抄録
G. V. Blackは、技術的特性に基づき窩洞を5つの組に分類したが(Operative Dentistry, 1914)、近年の接着性成形修復材料、すなわちコンポジットレジンの開発·発展はめざましく、窩洞形成の考え方も変遷している。特に接着性のコンポジットレジン修復の場合は、窩洞外形、保持形態、抵抗形態、便宜形態および窩縁形態などの窩洞形成デザインにおいて、非接着性修復材料に見られるような制限は少なく、齲蝕部位歯質の除去を主体として、bevelの付与、窩洞側壁と歯面とのなす角度を60°以上とすることが望ましいなどで、維持安定はコンポジットレジンと歯質との接着性にその全般を担っている。

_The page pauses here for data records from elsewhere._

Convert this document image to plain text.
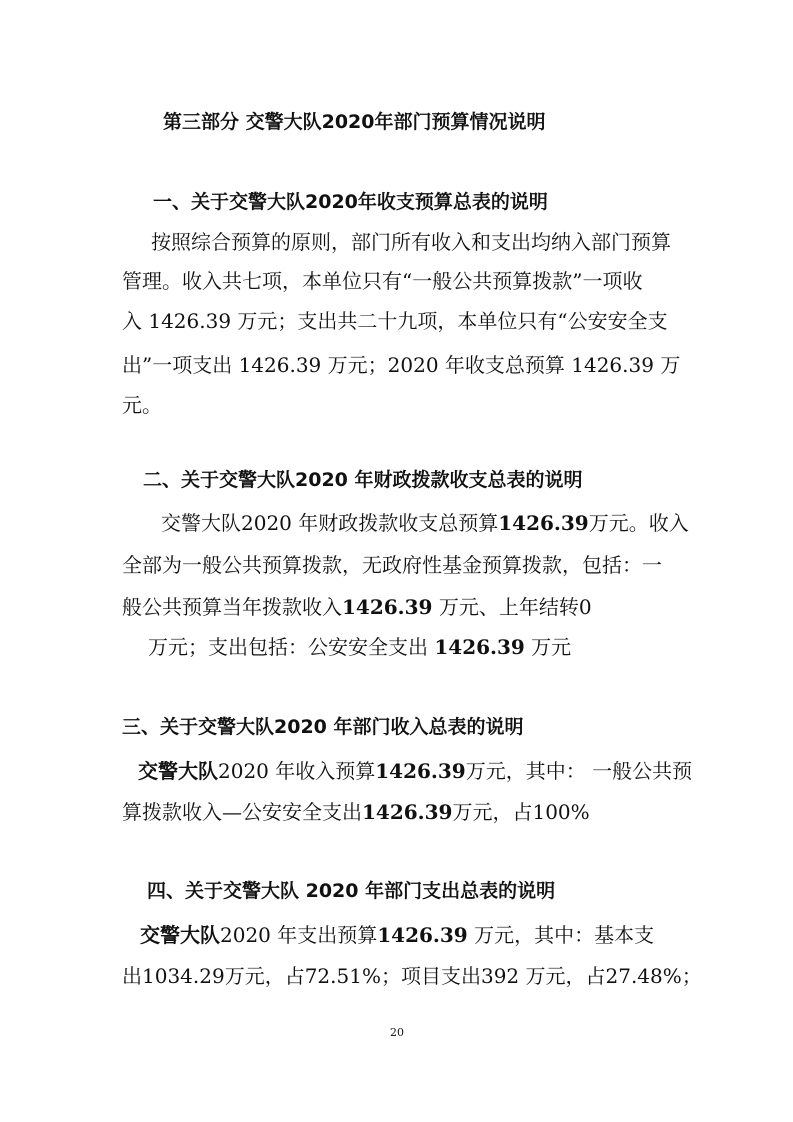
第三部分 交警大队2020年部门预算情况说明
一、关于交警大队2020年收支预算总表的说明
按照综合预算的原则，部门所有收入和支出均纳入部门预算
管理。收入共七项，本单位只有“一般公共预算拨款”一项收
入 1426.39 万元；支出共二十九项，本单位只有“公安安全支
出”一项支出 1426.39 万元；2020 年收支总预算 1426.39 万
元。
二、关于交警大队2020 年财政拨款收支总表的说明
交警大队2020 年财政拨款收支总预算1426.39万元。收入
全部为一般公共预算拨款，无政府性基金预算拨款，包括：一
般公共预算当年拨款收入1426.39 万元、上年结转0
万元；支出包括：公安安全支出 1426.39 万元
三、关于交警大队2020 年部门收入总表的说明
交警大队2020 年收入预算1426.39万元，其中： 一般公共预
算拨款收入—公安安全支出1426.39万元，占100%
四、关于交警大队 2020 年部门支出总表的说明
交警大队2020 年支出预算1426.39 万元，其中：基本支
出1034.29万元，占72.51%；项目支出392 万元，占27.48%；
20
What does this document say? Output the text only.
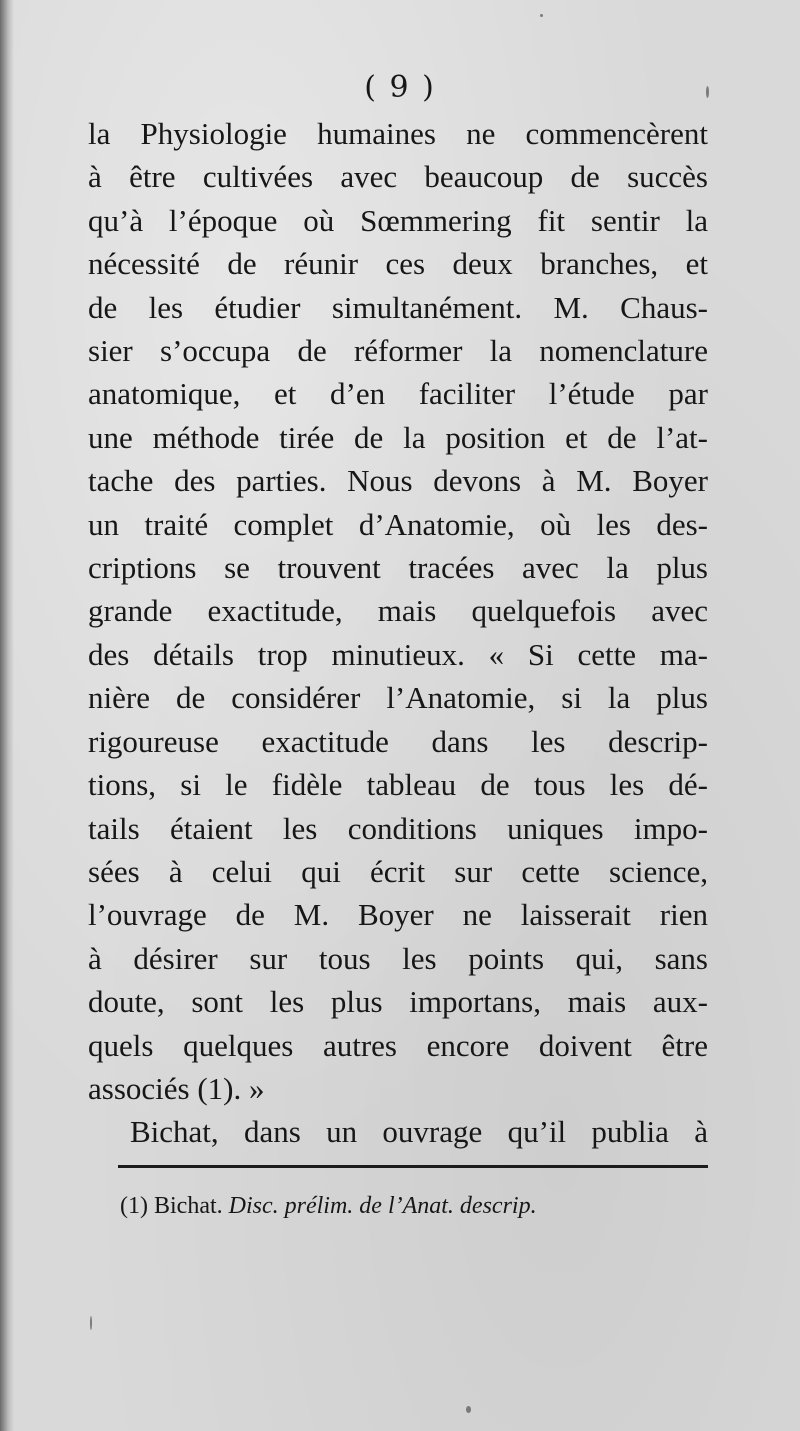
( 9 )
la Physiologie humaines ne commencèrent
à être cultivées avec beaucoup de succès
qu’à l’époque où Sœmmering fit sentir la
nécessité de réunir ces deux branches, et
de les étudier simultanément. M. Chaus-
sier s’occupa de réformer la nomenclature
anatomique, et d’en faciliter l’étude par
une méthode tirée de la position et de l’at-
tache des parties. Nous devons à M. Boyer
un traité complet d’Anatomie, où les des-
criptions se trouvent tracées avec la plus
grande exactitude, mais quelquefois avec
des détails trop minutieux. « Si cette ma-
nière de considérer l’Anatomie, si la plus
rigoureuse exactitude dans les descrip-
tions, si le fidèle tableau de tous les dé-
tails étaient les conditions uniques impo-
sées à celui qui écrit sur cette science,
l’ouvrage de M. Boyer ne laisserait rien
à désirer sur tous les points qui, sans
doute, sont les plus importans, mais aux-
quels quelques autres encore doivent être
associés (1). »
Bichat, dans un ouvrage qu’il publia à
(1) Bichat. Disc. prélim. de l’Anat. descrip.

主に接着性に依存している材料であるために、修復物と歯質との材料特性の違いから、咬合によって応力が生じた場合、この応力に抗するような窩洞デザインを付与することによって、より一層修復物の維持安定に寄与することが可能であると考えた。そのため本研究では、単純な窩洞のデザインを3次元構築し、窩洞側壁のテーパー度および窩底面の形態を変化させた場合の充填物に生じる応力を有限要素法により求め、応力の分布から窩洞形成のデザインについて検討した。
以上の結果より、TAによって応力の値および発現部位が異なった。また、窩底の形状によっても最大応力、応力集中に影響があることが示された。従って、この方法によって窩洞形成のデザインに対する評価が可能と考えられた。